Düşünce bir zihin faaliyetidir ve zihnimiz bir dolap gibi birbirinden tamamen ayrı bölmelere ayrılmış değildir. Biyolojik olarak zihin faaliyetlerimizi belirleyen süreçlerin hepsi değişken derecelerde birbiriyle bağlantılıdır. Edindiğimiz tecrübeler şimdiki düşüncemizin oluşumuna doğrudan veya dolaylı olarak katılır. Entelektüel faaliyet de zihnin bu biyolojik işleyişinden ayrı bir biçimde düşünülemez. Felsefi veya siyasi bir düşünce ortaya koyan bir zihin, bu düşünceyi ilham gibi mistik bir vasıtayla üretmez; ortaya koyulan yeni düşünce bellekteki eski bilgiler üzerinde bir takım işlemlerin yapılması sonucunda şekillenir. Gök cisimlerinin döndüğünü bilmeyen biri, birdenbire bu gök cisimlerinin yörüngesinin elips şeklinde olduğunu iddia edebilir mi?

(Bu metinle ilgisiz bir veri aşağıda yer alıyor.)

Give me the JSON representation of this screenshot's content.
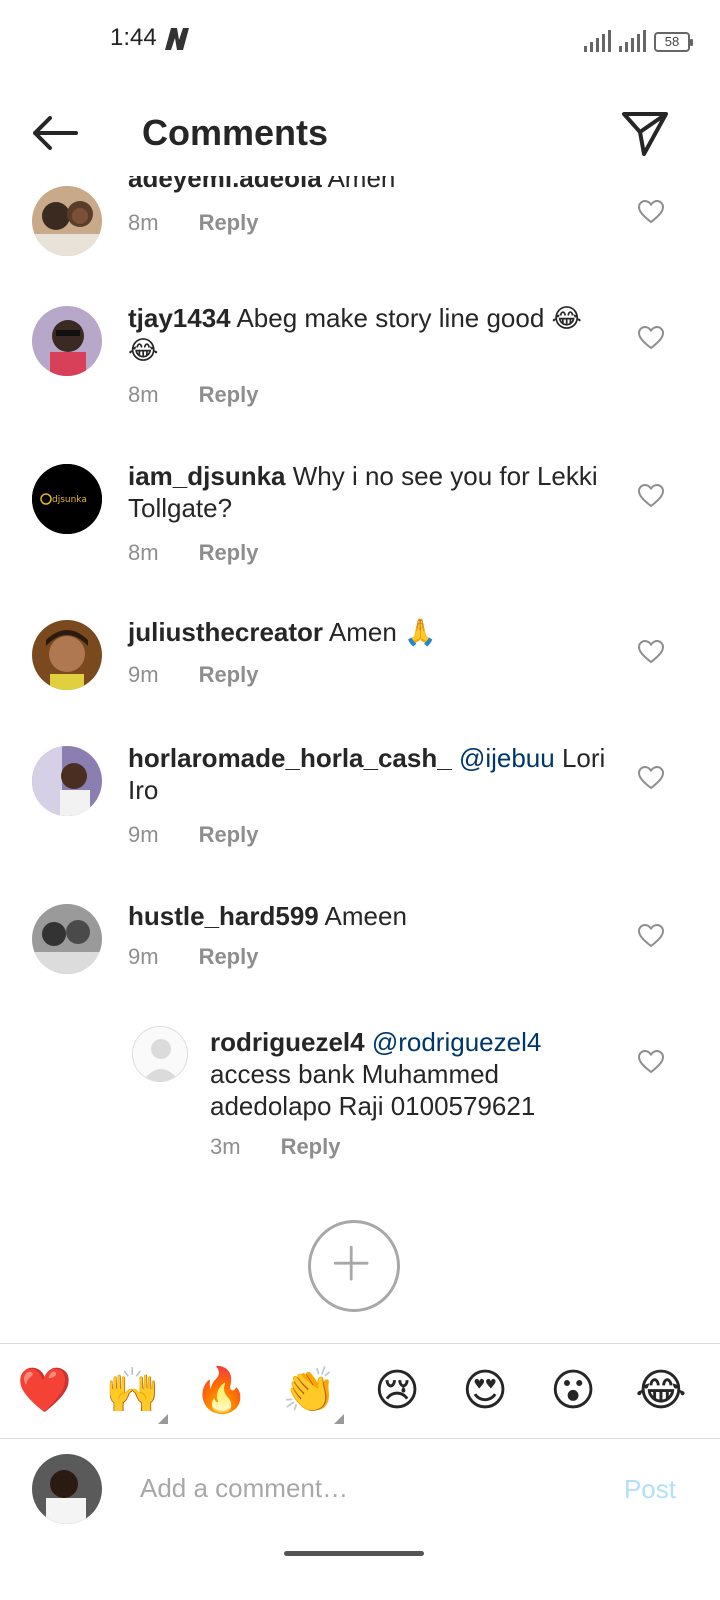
{
  "status_bar": {
    "time": "1:44",
    "battery": "58"
  },
  "header": {
    "title": "Comments"
  },
  "comments": [
    {
      "username": "adeyemi.adeola",
      "text": "Amen",
      "time": "8m",
      "reply": "Reply"
    },
    {
      "username": "tjay1434",
      "text": "Abeg make story line good 😂😂",
      "time": "8m",
      "reply": "Reply"
    },
    {
      "username": "iam_djsunka",
      "text": "Why i no see you for Lekki Tollgate?",
      "time": "8m",
      "reply": "Reply"
    },
    {
      "username": "juliusthecreator",
      "text": "Amen 🙏",
      "time": "9m",
      "reply": "Reply"
    },
    {
      "username": "horlaromade_horla_cash_",
      "mention": "@ijebuu",
      "text": "Lori Iro",
      "time": "9m",
      "reply": "Reply"
    },
    {
      "username": "hustle_hard599",
      "text": "Ameen",
      "time": "9m",
      "reply": "Reply"
    },
    {
      "username": "rodriguezel4",
      "mention": "@rodriguezel4",
      "text": "access bank Muhammed adedolapo Raji 0100579621",
      "time": "3m",
      "reply": "Reply"
    }
  ],
  "avatar_labels": {
    "djsunka_logo": "djsunka"
  },
  "emoji_bar": [
    "❤️",
    "🙌",
    "🔥",
    "👏",
    "😢",
    "😍",
    "😮",
    "😂"
  ],
  "composer": {
    "placeholder": "Add a comment…",
    "post_label": "Post"
  },
  "colors": {
    "mention": "#00376b",
    "meta": "#8e8e8e",
    "post_disabled": "#b2dffc"
  }
}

Bir düşünür de kendisini farklı kılan düşünce mahsulünü, daha önce elde ettiği düşünce tohumları üzerinde çalışarak ortaya koyar. Düşünürün bu tohumları nasıl elde ettiği, bu tohumlar üzerinde nasıl çalıştığı ortaya koyulan mahsulün anlaşılması yolunda ihmal edilebilecek ayrıntılar değildir.
Bu metodolojik temeli belirledikten sonra tekrar “Cemil Meriç kimdir?” sorusuna dönebiliriz. Onun kendisini nasıl tanımladığına tekrar göz atalım: “Hayatını Türk irfanına adayan münzevi ve mütecessis bir fikir işçisi.” Şimdi bu tanımın neden tatmin edici olmadığını açıklamaya çalışalım. Meriç “hayatını” bir şeye adadığını söylüyor. Meriç’in “hayatım” dediği şey nedir? Bu sadece biyolojik bir var oluş değildir şüphesiz; o halde nedir? Meriç neden “hayat”ını bir şeye adamıştır? Hayat ille de bir şeye mi adanmalıdır, yoksa Meriç’i hayatını bir şeye adamaya mecbur eden veya iten başka sebepler mi vardır? Meriç hayatını Türk irfanına adadığını söylüyor. Türk irfanı dediği şey nedir? O irfanın, Meriç yaşarken içinde bulunduğu durum nedir ve Meriç’in hayatını Türk irfanına adamasının altında bu durumun rolü var mıdır? Meriç neden münzevidir? Hayatını Türk irfanına adamasına rağmen neden yalnızdır? Meriç neden mütecessistir, onun böyle bir meraka kapılmasının arkasında ne vardır? Meriç neden fikir işçisidir? Neden fikir ustası değil de fikir işçisi olarak kendisini tanımlamaktadır?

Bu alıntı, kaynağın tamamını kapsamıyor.